To illustrate how the proposed index can be used in real case studies and how it is compared to other metrics, some examples are provided using real data. Geophysical data are generally structured according to the 2 or 3 known spatial dimensions and the temporal dimension, which leads to chronological series of geographic data. It is often interesting to evaluate separately the evolution over time of spatial concordance and the patterns of temporal correspondence with the dedicated protocols23. For brevity, this is a limited analysis, in which the first example focuses on the temporal matching of the time series of satellite images, while the second illustrates the spatial concordance between the different gross productivity series (GPP) in a single moment. Previous studies have provided comparable information for model evaluation indices (for some models or in general). However, there is no full standardization (or concrete proposals), including newly developed indices. The objective of this study is to verify and evaluate the available indices for model performance evaluation and to examine a logical, interpretable and unique index for general use in model evaluation. R, R2 and RMSE have been considered non-logical, ambiguous and misinterpreted by previous studies (and have been widely suggested from the range of performance indicators) as well as in this study. When the value of the RMS is standardized by the average measurement, the dispersal index (SI) is sometimes called (Zambresky 1989).

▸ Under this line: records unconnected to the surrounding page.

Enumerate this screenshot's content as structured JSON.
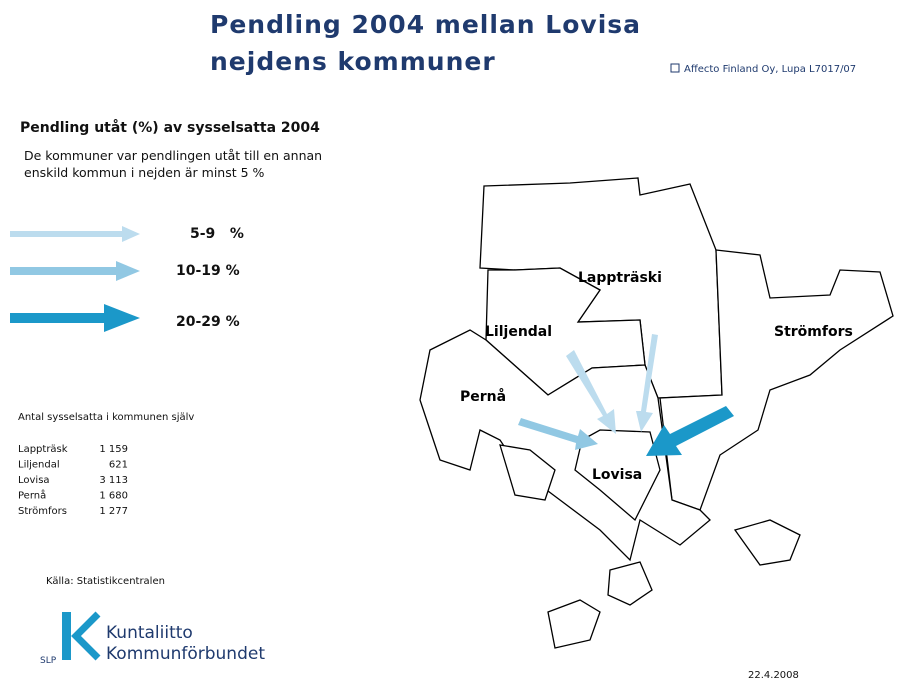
{
  "title": [
    "Pendling 2004 mellan Lovisa",
    "nejdens kommuner"
  ],
  "copyright": "Affecto Finland Oy, Lupa L7017/07",
  "heading": "Pendling utåt (%) av sysselsatta 2004",
  "description": [
    "De kommuner var pendlingen utåt till en annan",
    "enskild kommun i nejden är minst 5 %"
  ],
  "legend": [
    "5-9   %",
    "10-19 %",
    "20-29 %"
  ],
  "employment": {
    "title": "Antal sysselsatta i kommunen själv",
    "rows": [
      [
        "Lappträsk",
        "1 159"
      ],
      [
        "Liljendal",
        "621"
      ],
      [
        "Lovisa",
        "3 113"
      ],
      [
        "Pernå",
        "1 680"
      ],
      [
        "Strömfors",
        "1 277"
      ]
    ]
  },
  "source": "Källa: Statistikcentralen",
  "logo": {
    "mark": "SLP",
    "lines": [
      "Kuntaliitto",
      "Kommunförbundet"
    ]
  },
  "date": "22.4.2008",
  "municipalities": [
    "Lappträski",
    "Liljendal",
    "Strömfors",
    "Pernå",
    "Lovisa"
  ]
}
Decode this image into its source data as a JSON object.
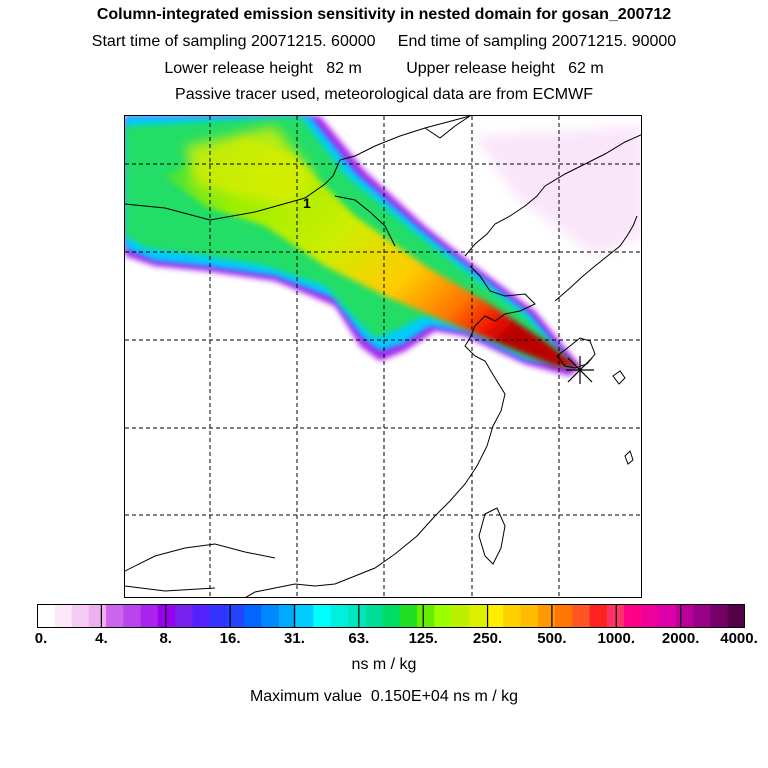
{
  "title": "Column-integrated emission sensitivity in nested domain for gosan_200712",
  "sampling_line": "Start time of sampling 20071215. 60000     End time of sampling 20071215. 90000",
  "release_line": "Lower release height   82 m          Upper release height   62 m",
  "tracer_line": "Passive tracer used, meteorological data are from ECMWF",
  "map": {
    "contour_label": "1",
    "marker": "release-site-star-icon"
  },
  "colorbar": {
    "colors": [
      "#ffffff",
      "#fbe8fb",
      "#f4ccf4",
      "#eeb0ee",
      "#cc66ee",
      "#bb44ee",
      "#aa22ee",
      "#9900ee",
      "#7722ee",
      "#5522ff",
      "#3333ff",
      "#2244ff",
      "#0066ff",
      "#0088ff",
      "#00aaff",
      "#00ccff",
      "#00ffff",
      "#00f0dd",
      "#00e6c0",
      "#00dd99",
      "#00dd66",
      "#22dd22",
      "#66ee00",
      "#99ff00",
      "#bbee00",
      "#ddee00",
      "#ffee00",
      "#ffd000",
      "#ffbb00",
      "#ff9900",
      "#ff7700",
      "#ff5522",
      "#ff2222",
      "#ff3366",
      "#ff0088",
      "#ee0099",
      "#dd00aa",
      "#bb0099",
      "#990088",
      "#770066",
      "#550044"
    ],
    "tick_labels": [
      "0.",
      "4.",
      "8.",
      "16.",
      "31.",
      "63.",
      "125.",
      "250.",
      "500.",
      "1000.",
      "2000.",
      "4000."
    ],
    "units": "ns m / kg"
  },
  "max_value_text": "Maximum value  0.150E+04 ns m / kg"
}
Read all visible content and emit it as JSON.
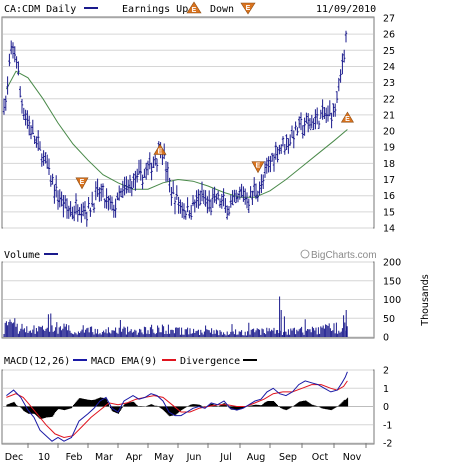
{
  "chart_data": [
    {
      "type": "line",
      "panel": "price",
      "title": "CA:CDM Daily",
      "date": "11/09/2010",
      "legend": [
        {
          "label": "Earnings Up",
          "marker": "E",
          "direction": "up"
        },
        {
          "label": "Down",
          "marker": "E",
          "direction": "down"
        }
      ],
      "x_tick_labels": [
        "Dec",
        "10",
        "Feb",
        "Mar",
        "Apr",
        "May",
        "Jun",
        "Jul",
        "Aug",
        "Sep",
        "Oct",
        "Nov"
      ],
      "x_tick_month_index": [
        1,
        2,
        3,
        4,
        5,
        6,
        7,
        8,
        9,
        10,
        11,
        12
      ],
      "y_tick_labels": [
        "27",
        "26",
        "25",
        "24",
        "23",
        "22",
        "21",
        "20",
        "19",
        "18",
        "17",
        "16",
        "15",
        "14"
      ],
      "ylim": [
        14,
        27
      ],
      "price_keypoints_month_index": [
        [
          0.1,
          21.8
        ],
        [
          0.25,
          24.5
        ],
        [
          0.45,
          25.0
        ],
        [
          0.55,
          24.2
        ],
        [
          0.7,
          22.0
        ],
        [
          0.85,
          21.2
        ],
        [
          1.0,
          20.6
        ],
        [
          1.2,
          19.6
        ],
        [
          1.4,
          18.8
        ],
        [
          1.6,
          18.0
        ],
        [
          1.8,
          16.8
        ],
        [
          2.0,
          16.0
        ],
        [
          2.3,
          15.2
        ],
        [
          2.5,
          15.0
        ],
        [
          2.75,
          15.5
        ],
        [
          3.0,
          15.0
        ],
        [
          3.2,
          15.8
        ],
        [
          3.4,
          16.2
        ],
        [
          3.6,
          15.6
        ],
        [
          3.85,
          15.2
        ],
        [
          4.1,
          16.0
        ],
        [
          4.3,
          16.5
        ],
        [
          4.6,
          17.0
        ],
        [
          4.9,
          17.4
        ],
        [
          5.1,
          17.8
        ],
        [
          5.3,
          18.5
        ],
        [
          5.45,
          19.2
        ],
        [
          5.55,
          18.2
        ],
        [
          5.75,
          16.3
        ],
        [
          6.0,
          15.6
        ],
        [
          6.3,
          15.0
        ],
        [
          6.6,
          15.6
        ],
        [
          6.8,
          15.9
        ],
        [
          7.0,
          15.4
        ],
        [
          7.3,
          15.8
        ],
        [
          7.6,
          15.2
        ],
        [
          7.9,
          15.6
        ],
        [
          8.1,
          16.2
        ],
        [
          8.3,
          15.7
        ],
        [
          8.5,
          16.4
        ],
        [
          8.7,
          16.5
        ],
        [
          8.9,
          17.5
        ],
        [
          9.1,
          18.5
        ],
        [
          9.3,
          19.0
        ],
        [
          9.6,
          19.5
        ],
        [
          9.9,
          20.2
        ],
        [
          10.2,
          20.4
        ],
        [
          10.5,
          20.8
        ],
        [
          10.8,
          21.0
        ],
        [
          11.0,
          21.2
        ],
        [
          11.15,
          22.6
        ],
        [
          11.25,
          24.0
        ],
        [
          11.35,
          25.6
        ],
        [
          11.42,
          26.2
        ]
      ],
      "moving_average_keypoints_month_index": [
        [
          0.1,
          22.6
        ],
        [
          0.5,
          23.7
        ],
        [
          1.0,
          23.3
        ],
        [
          1.5,
          22.0
        ],
        [
          2.0,
          20.5
        ],
        [
          2.5,
          19.2
        ],
        [
          3.0,
          18.2
        ],
        [
          3.5,
          17.3
        ],
        [
          4.0,
          16.8
        ],
        [
          4.5,
          16.4
        ],
        [
          5.0,
          16.4
        ],
        [
          5.5,
          16.8
        ],
        [
          6.0,
          17.0
        ],
        [
          6.5,
          16.9
        ],
        [
          7.0,
          16.6
        ],
        [
          7.5,
          16.2
        ],
        [
          8.0,
          15.9
        ],
        [
          8.5,
          15.9
        ],
        [
          9.0,
          16.3
        ],
        [
          9.5,
          17.0
        ],
        [
          10.0,
          17.8
        ],
        [
          10.5,
          18.6
        ],
        [
          11.0,
          19.4
        ],
        [
          11.42,
          20.1
        ]
      ],
      "earnings_markers": [
        {
          "month_index": 2.8,
          "price": 16.8,
          "direction": "down"
        },
        {
          "month_index": 5.4,
          "price": 18.8,
          "direction": "up"
        },
        {
          "month_index": 8.6,
          "price": 17.8,
          "direction": "down"
        },
        {
          "month_index": 11.42,
          "price": 20.8,
          "direction": "up"
        }
      ],
      "watermark": "BigCharts.com"
    },
    {
      "type": "bar",
      "panel": "volume",
      "title": "Volume",
      "unit_label": "Thousands",
      "y_tick_labels": [
        "200",
        "150",
        "100",
        "50",
        "0"
      ],
      "ylim": [
        0,
        200
      ],
      "volume_profile_month_index": [
        [
          0,
          32
        ],
        [
          0.5,
          38
        ],
        [
          1,
          22
        ],
        [
          1.5,
          26
        ],
        [
          2,
          30
        ],
        [
          2.5,
          22
        ],
        [
          3,
          25
        ],
        [
          3.5,
          20
        ],
        [
          4,
          22
        ],
        [
          4.5,
          20
        ],
        [
          5,
          24
        ],
        [
          5.5,
          26
        ],
        [
          6,
          22
        ],
        [
          6.5,
          18
        ],
        [
          7,
          18
        ],
        [
          7.5,
          16
        ],
        [
          8,
          15
        ],
        [
          8.5,
          18
        ],
        [
          9,
          20
        ],
        [
          9.5,
          18
        ],
        [
          10,
          20
        ],
        [
          10.5,
          24
        ],
        [
          11,
          30
        ],
        [
          11.42,
          40
        ]
      ],
      "volume_spikes": [
        {
          "month_index": 9.3,
          "value": 108
        },
        {
          "month_index": 9.35,
          "value": 72
        },
        {
          "month_index": 9.45,
          "value": 55
        },
        {
          "month_index": 11.3,
          "value": 58
        },
        {
          "month_index": 11.38,
          "value": 72
        }
      ]
    },
    {
      "type": "line",
      "panel": "macd",
      "legend": [
        {
          "label": "MACD(12,26)",
          "color": "#1a1aa6"
        },
        {
          "label": "MACD EMA(9)",
          "color": "#e0141e"
        },
        {
          "label": "Divergence",
          "color": "#000000"
        }
      ],
      "y_tick_labels": [
        "2",
        "1",
        "0",
        "-1",
        "-2"
      ],
      "ylim": [
        -2,
        2
      ],
      "macd_keypoints_month_index": [
        [
          0.1,
          0.6
        ],
        [
          0.4,
          0.9
        ],
        [
          0.7,
          0.5
        ],
        [
          1.0,
          -0.2
        ],
        [
          1.2,
          -0.6
        ],
        [
          1.4,
          -1.3
        ],
        [
          1.6,
          -1.6
        ],
        [
          1.8,
          -1.9
        ],
        [
          2.0,
          -1.7
        ],
        [
          2.2,
          -1.9
        ],
        [
          2.45,
          -1.7
        ],
        [
          2.7,
          -0.8
        ],
        [
          3.0,
          -0.4
        ],
        [
          3.2,
          -0.1
        ],
        [
          3.4,
          0.3
        ],
        [
          3.6,
          0.5
        ],
        [
          3.8,
          -0.1
        ],
        [
          4.0,
          -0.3
        ],
        [
          4.2,
          0.3
        ],
        [
          4.5,
          0.6
        ],
        [
          4.7,
          0.4
        ],
        [
          4.9,
          0.5
        ],
        [
          5.1,
          0.7
        ],
        [
          5.3,
          0.6
        ],
        [
          5.5,
          0.3
        ],
        [
          5.7,
          -0.3
        ],
        [
          5.9,
          -0.5
        ],
        [
          6.1,
          -0.5
        ],
        [
          6.3,
          -0.3
        ],
        [
          6.5,
          -0.1
        ],
        [
          6.7,
          0.0
        ],
        [
          6.9,
          -0.1
        ],
        [
          7.1,
          0.2
        ],
        [
          7.3,
          0.1
        ],
        [
          7.5,
          0.3
        ],
        [
          7.7,
          -0.1
        ],
        [
          7.9,
          -0.2
        ],
        [
          8.1,
          -0.1
        ],
        [
          8.3,
          0.1
        ],
        [
          8.5,
          0.3
        ],
        [
          8.7,
          0.4
        ],
        [
          8.9,
          0.8
        ],
        [
          9.1,
          1.0
        ],
        [
          9.3,
          0.7
        ],
        [
          9.5,
          0.6
        ],
        [
          9.7,
          0.8
        ],
        [
          9.9,
          1.2
        ],
        [
          10.1,
          1.4
        ],
        [
          10.3,
          1.3
        ],
        [
          10.5,
          1.2
        ],
        [
          10.7,
          1.0
        ],
        [
          10.9,
          0.8
        ],
        [
          11.1,
          0.9
        ],
        [
          11.25,
          1.3
        ],
        [
          11.35,
          1.6
        ],
        [
          11.42,
          1.9
        ]
      ],
      "signal_keypoints_month_index": [
        [
          0.1,
          0.5
        ],
        [
          0.5,
          0.7
        ],
        [
          0.8,
          0.5
        ],
        [
          1.0,
          0.2
        ],
        [
          1.3,
          -0.4
        ],
        [
          1.6,
          -1.0
        ],
        [
          1.9,
          -1.5
        ],
        [
          2.2,
          -1.7
        ],
        [
          2.5,
          -1.6
        ],
        [
          2.8,
          -1.1
        ],
        [
          3.1,
          -0.6
        ],
        [
          3.4,
          -0.2
        ],
        [
          3.7,
          0.2
        ],
        [
          4.0,
          0.1
        ],
        [
          4.3,
          0.2
        ],
        [
          4.6,
          0.4
        ],
        [
          4.9,
          0.5
        ],
        [
          5.2,
          0.6
        ],
        [
          5.5,
          0.5
        ],
        [
          5.8,
          0.1
        ],
        [
          6.1,
          -0.3
        ],
        [
          6.4,
          -0.3
        ],
        [
          6.7,
          -0.1
        ],
        [
          7.0,
          0.0
        ],
        [
          7.3,
          0.1
        ],
        [
          7.6,
          0.1
        ],
        [
          7.9,
          0.0
        ],
        [
          8.2,
          0.0
        ],
        [
          8.5,
          0.2
        ],
        [
          8.8,
          0.4
        ],
        [
          9.1,
          0.7
        ],
        [
          9.4,
          0.8
        ],
        [
          9.7,
          0.8
        ],
        [
          10.0,
          1.0
        ],
        [
          10.3,
          1.2
        ],
        [
          10.6,
          1.2
        ],
        [
          10.9,
          1.0
        ],
        [
          11.1,
          0.9
        ],
        [
          11.3,
          1.1
        ],
        [
          11.42,
          1.4
        ]
      ]
    }
  ]
}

When the value of the RMS is standardized by a certain measure used for the propulsion of a model, it is sometimes referred to as ”OPI” (Ris et al. 1999). OpI, for example, can be used to provide an estimate of the power of a tree-level transformation model inside the water based on the height of the swell measured at sea. The four terms of the denominator can be represented geometrically, as stated in the Supplementary Information section. Following the explicit addition of the term covariance, the index ensures that if X and Y are negatively correlated, an index is zero if in the figure.